Ia kemudian menunduk untuk mengecup puncak kepala Akta.
"Ayo masuk..." Latisha menggandeng tangan Akta untuk melangkah memasuki apartemen nya.
"Ini apa Oma? Kenapa repot- repot bawa kue segala?" Latisha menatap Shena yang malah tersenyum.
"Itu oma sendiri yang bikin, kamu cobain ya." Ujar Shena.
"Iya Oma. Makasih banyak." Ujar Latisha. Ia menyimpan kue tersebut di atas meja.
"Tunggu sebentar ya, Tante siapin dulu makanannya.'' ujar Latisha sambil menyentuh lembut bahu Akta.
"Akta bantuin, Tante." Bocah itu terlihat bersemangat.
"Gak usah sayang, udah tinggal sedikit kok. Akta sama Oma duduk aja di sini.'' Latisha menunjuk kursi yang mengelilingi meja makan. Di atas nya sudah terhidang beberapa makanan yang terlihat menggugah selera.
"Wangi banget, sepertinya sangat lezat" Mata Akta berbinar menatap udang asam manis diatas meja. Ia juga melihat sei sapi serta brokoli daging cincang.
"Kamu masak sendiri makanan ini? Banyak sekali." Shena pun menatap kagum makanan yang berjejer di atas meja.
"Iya Oma." Latisha mengangguk. Ia meletakkan ayam goreng tepung di atas meja.
"Ini banyak banget. Gimana kita bisa menghabiskannya?" Shena menggelengkan kepalanya.
"Aku gak tahu apa yang oma dan Akta suka. Makanya aku memasak dengan berbagai macam pilihan protein. Semoga oma dan Akta suka." Latisha kembali tersenyum.
"Semuanya makanan kesukaan Akta. Gimana Tante bisa tahu?" Akta menatap Latisha penuh kekaguman.
"Benarkah? Ini juga makanan kesukaan Tante.

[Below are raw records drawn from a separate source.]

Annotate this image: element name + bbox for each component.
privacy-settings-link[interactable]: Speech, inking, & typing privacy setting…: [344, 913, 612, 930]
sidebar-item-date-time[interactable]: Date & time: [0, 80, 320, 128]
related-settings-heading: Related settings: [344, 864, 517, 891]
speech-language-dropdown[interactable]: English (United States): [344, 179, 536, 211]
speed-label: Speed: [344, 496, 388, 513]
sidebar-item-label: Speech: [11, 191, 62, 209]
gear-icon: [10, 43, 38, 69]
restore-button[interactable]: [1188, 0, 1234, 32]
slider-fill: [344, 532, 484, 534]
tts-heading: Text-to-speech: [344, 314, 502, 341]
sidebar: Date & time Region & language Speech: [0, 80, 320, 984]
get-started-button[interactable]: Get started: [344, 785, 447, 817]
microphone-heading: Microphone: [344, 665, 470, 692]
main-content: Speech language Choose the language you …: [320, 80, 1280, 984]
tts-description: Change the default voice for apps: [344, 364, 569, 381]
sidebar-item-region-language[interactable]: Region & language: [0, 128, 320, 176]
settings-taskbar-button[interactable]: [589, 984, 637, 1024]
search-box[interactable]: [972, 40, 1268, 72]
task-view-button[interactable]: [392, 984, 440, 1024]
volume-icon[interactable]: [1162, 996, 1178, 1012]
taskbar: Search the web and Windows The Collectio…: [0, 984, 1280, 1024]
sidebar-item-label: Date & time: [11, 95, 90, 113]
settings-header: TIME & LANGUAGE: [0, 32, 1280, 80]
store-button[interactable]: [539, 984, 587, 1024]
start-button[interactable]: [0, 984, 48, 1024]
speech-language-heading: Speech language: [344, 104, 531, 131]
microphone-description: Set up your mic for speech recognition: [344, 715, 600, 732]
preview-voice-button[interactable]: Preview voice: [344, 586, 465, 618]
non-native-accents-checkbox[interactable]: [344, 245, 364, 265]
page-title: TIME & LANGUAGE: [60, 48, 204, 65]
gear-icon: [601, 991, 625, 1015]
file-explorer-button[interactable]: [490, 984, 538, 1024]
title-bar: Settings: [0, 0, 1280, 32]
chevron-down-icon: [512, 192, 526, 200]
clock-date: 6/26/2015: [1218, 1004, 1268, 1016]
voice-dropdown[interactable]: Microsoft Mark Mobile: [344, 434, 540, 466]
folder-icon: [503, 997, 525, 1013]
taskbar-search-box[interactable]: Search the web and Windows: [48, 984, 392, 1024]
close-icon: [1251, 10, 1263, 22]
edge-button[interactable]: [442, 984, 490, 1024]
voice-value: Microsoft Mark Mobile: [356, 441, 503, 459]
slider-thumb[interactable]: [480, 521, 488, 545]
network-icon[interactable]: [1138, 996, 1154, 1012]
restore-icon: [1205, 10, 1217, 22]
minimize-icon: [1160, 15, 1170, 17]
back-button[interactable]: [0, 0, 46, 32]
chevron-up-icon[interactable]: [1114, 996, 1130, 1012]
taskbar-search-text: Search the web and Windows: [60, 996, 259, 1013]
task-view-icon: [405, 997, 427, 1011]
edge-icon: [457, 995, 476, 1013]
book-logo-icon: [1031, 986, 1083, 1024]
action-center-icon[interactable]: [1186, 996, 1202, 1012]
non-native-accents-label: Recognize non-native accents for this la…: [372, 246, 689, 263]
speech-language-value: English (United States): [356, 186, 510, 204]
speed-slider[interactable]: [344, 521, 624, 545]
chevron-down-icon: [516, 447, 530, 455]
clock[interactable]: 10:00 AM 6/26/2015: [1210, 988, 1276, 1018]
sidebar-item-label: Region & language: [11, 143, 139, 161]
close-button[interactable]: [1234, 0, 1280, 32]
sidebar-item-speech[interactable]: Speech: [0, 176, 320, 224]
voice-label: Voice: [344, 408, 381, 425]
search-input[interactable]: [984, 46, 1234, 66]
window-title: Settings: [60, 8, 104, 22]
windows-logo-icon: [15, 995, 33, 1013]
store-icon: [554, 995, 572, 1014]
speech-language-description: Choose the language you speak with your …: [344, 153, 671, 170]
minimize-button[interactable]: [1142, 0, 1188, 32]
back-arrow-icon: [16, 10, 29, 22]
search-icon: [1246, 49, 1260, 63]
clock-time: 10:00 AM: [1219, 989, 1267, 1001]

Ternyata kita punya selera yang sama. " Latisha terkekeh.
Semua hidangan yang Latisha masak telah tersaji semua di atas meja. Shena dan Akta pun terlihat senang dengan makanan yang di sajikan Latisha. Baru saja Latisha akan melepas apronnya ketika bel apartemennya berbunyi. Latisha pun mengerutkan keningnya. Namun tak ayal ia pun bergegas untuk membukakan pintu. Latisha tertegun saat melihat Agharna dan Langit yang berada di balik pintu.
"Astaga Latisha, ini kamu kan?" Langit mengulurkan tangannya untuk menyentuh pipi Latisha yang memerah. Entah mengapa Langit suka melihatnya dan ingin menyentuhnya. Namun belum sempat tangannya menyentuh pipi Latisha, Agharna menepis tangan pria itu.
Agharna sendiri sebenarnya terkesima dengan tampilan Latisha dengan rambutnya yang di Cepol tinggi dan meninggalkan sedikit rambutnya yang menjuntai di sisi kanan dan kirinya. Pipi Latisha juga memerah alami.
"Pak Agharna, pak Langit. Ayo masuk." Latisha pun mempersilahkan keduanya untuk segera masuk, meski dalam hati heran mengapa kedua pria itu berada di depan apartemennya. Padahal tadi Shena bilang dia hanya akan datang berdua bersama Akta.
Dengan senang hati Langit pun melangkah terlebih dahulu meninggalkan Agharna yang masih terpaku menatap Latisha. Kekaguman Langit kepada Latisha tak berhenti saat ia melihat makanan yang berjejer di atas meja makan.
"Wah..kamu yang masak ini semua?" Tanya Langit dengan mata berbinar.
"Iya pak." Latisha mengangguk.
"Banyak banget. Ga salah tadi Tante Shena bilang kalau kamu jago masak. " Ujar Langit. Latisha pun mengerutkan keningnya lalu menatap ke arah Shena.
"Langit itu sepupu Agharna yang pernah oma cerita in sama kamu. Maaf ya Oma undang dia ke sini." Ujar Shena tak enak hati.
"Iya, ga papa Oma. Pak Langit kan atasan saya juga.'' ujar Latisha. Ia pun langsung membuka apronnya dan duduk di samping Shena.
Namun belum sempat mereka memulai makan malamnya bel apartemen kembali berbunyi. Latisha pun langsung beranjak untuk membukakan pintu.
"Siapa lagi ini?" pikirnya dalam hati.